R.A. Tinoko : à chaque corps, son histoire…
Si la beauté se tient dans l'œil de celui qui regarde, pourquoi sommes-nous gavés de ce que nous sommes supposés aimer ? Cette série démonte les clichés et remet en question les formes de beauté classiques pour se centrer sur la plasticité du corps humain.
Cette série parle d'image du corps, mais pas seulement. J'ai grandi en surpoids et j'ai connu les moqueries qui vont avec les noms d'oiseaux employés à cet effet… Ainsi, les images du corps en rapport avec le poids sont deux choses avec lesquelles je me suis toujours battu. Et quand j'ai pensé à un projet, pour ma maîtrise en photographie, j'en suis arrivé à questionner la beauté conventionnelle et ce qui rend quelque chose ou quelqu'un beau.
Si la beauté se tient dans l'œil de celui qui regarde, pourquoi sommes-nous gavés de ce que nous sommes supposés aimer ? Quand j’ai commencé à photographier ces femmes, j'ai commencé à y voir quelque chose de bien plus profond que la simple image de mode. Et j'admire ces modèles qui font ce que je n'ai jamais osé faire, accepter leur corps pleinement au point de les offrir à l'objectif photographique. L'acception de l'image de son corps est un challenge constant.
Le projet m'a fait prendre conscience du fait que le corps n'est que le réceptacle de l'âme qu'il renferme. Un véhicule qui nous permet d'accomplir notre voyage terrestre. Cela m'a amené à éviter de montrer les visages de mes modèles, car cela les aurait transformés en portraits de nu, quand mon idée était que le spectateur pouvait s'identifier avec chaque corps en présence et pas autre chose. Un portrait sans visage le permettant, l'autre option, pas du tout.
Au fil du projet, j'ai eu des remarques positives de mes modèles; l'une d'elle, au bord des larmes, m'affirmant même que c'était la première fois qu'on lui donnait l'occasion de se voir aussi belle - à tel point que ce fut thérapeutique pour elle. Quand une autre m'a affirmé que cela lui avait permis de se sentir plus forte.
Jusqu'à présent, j'avais choisi de ne photographier que des femmes, mais cela va évoluer puisque ma série reste en cours et peut prendre d'autres directions.

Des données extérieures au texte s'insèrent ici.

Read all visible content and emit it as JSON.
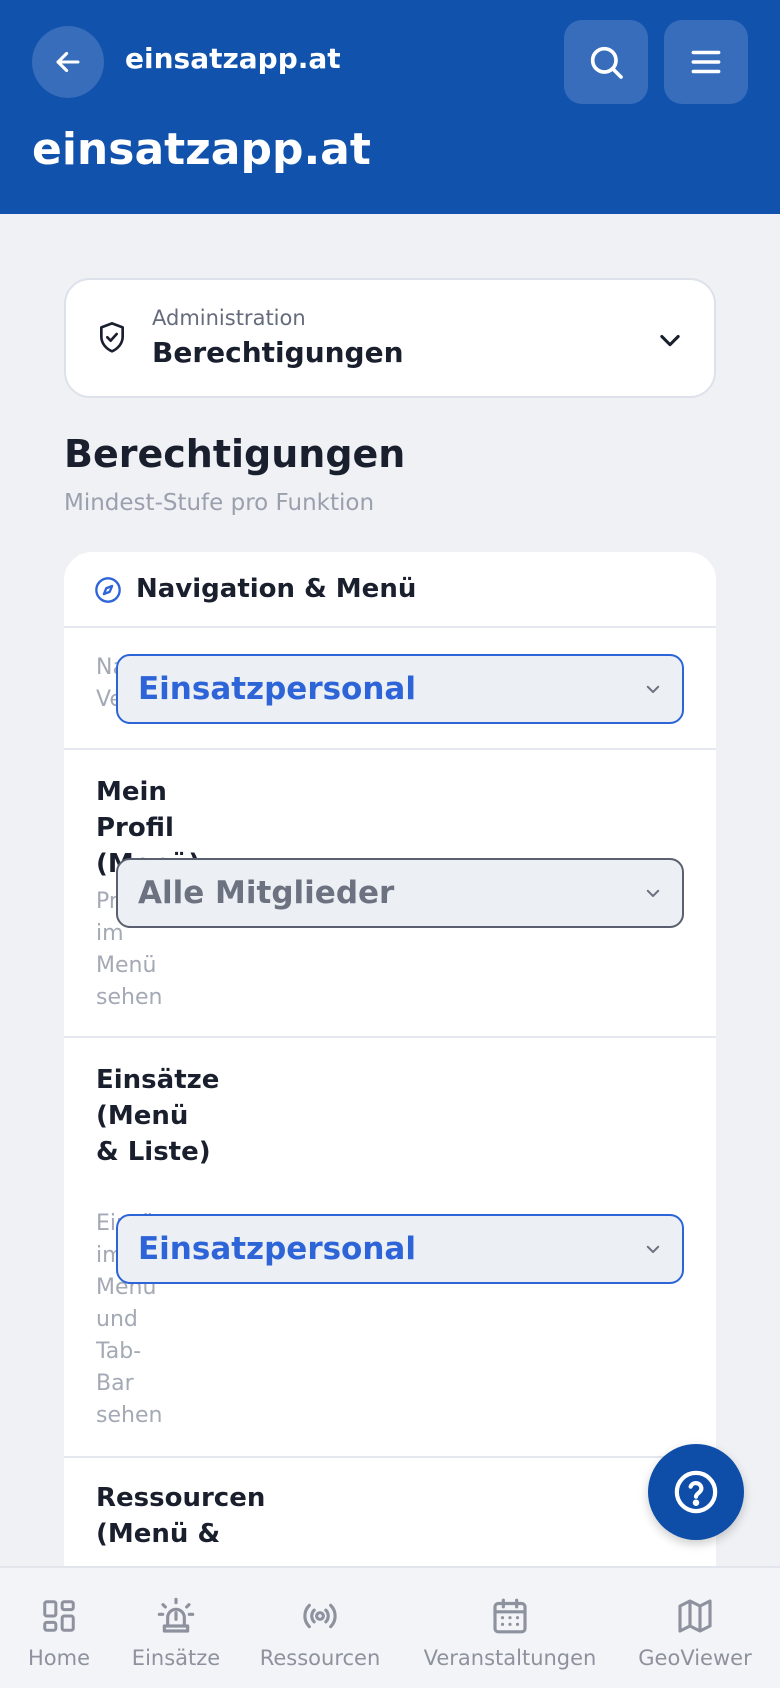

J'ai choisi de réaliser mes tirages au platine-palladium; car je vois un changement subtil à l'œuvre avec ce procédé qui renforce l'intention et la signification des images — même si cela induit des heures de tirage en chambre. Ces portraits sont rares, comme quelque chose à chérir. Je crois avoir réussi à m'éloigner de la culture du tout à jeter et de la gratification immédiate qui sape notre appréhension de la culture actuelle et me rapprocher au plus près de mon sujet : nos corps.
Photos et texte de R.A. Tinoko
Né au Salvador et élevé aux USA à Miami, RA Tinoko a découvert très jeune sa passion pour la photographie et tout son processus; à tel point qu'il a fréquenté les chambres noires dès 10 ans. Trois fois diplômé en photographie au London College of Fashion, il y donne encore des cours, de temps en temps. Vivant dorénavant en Angleterre, il s'y consacre à des travaux personnels comme à un amour immodéré pour les tirages platine-palladium (qui donnent à ses tirages, un reflet argenté et des tons métalliques, à l'œuvre sur cette série.)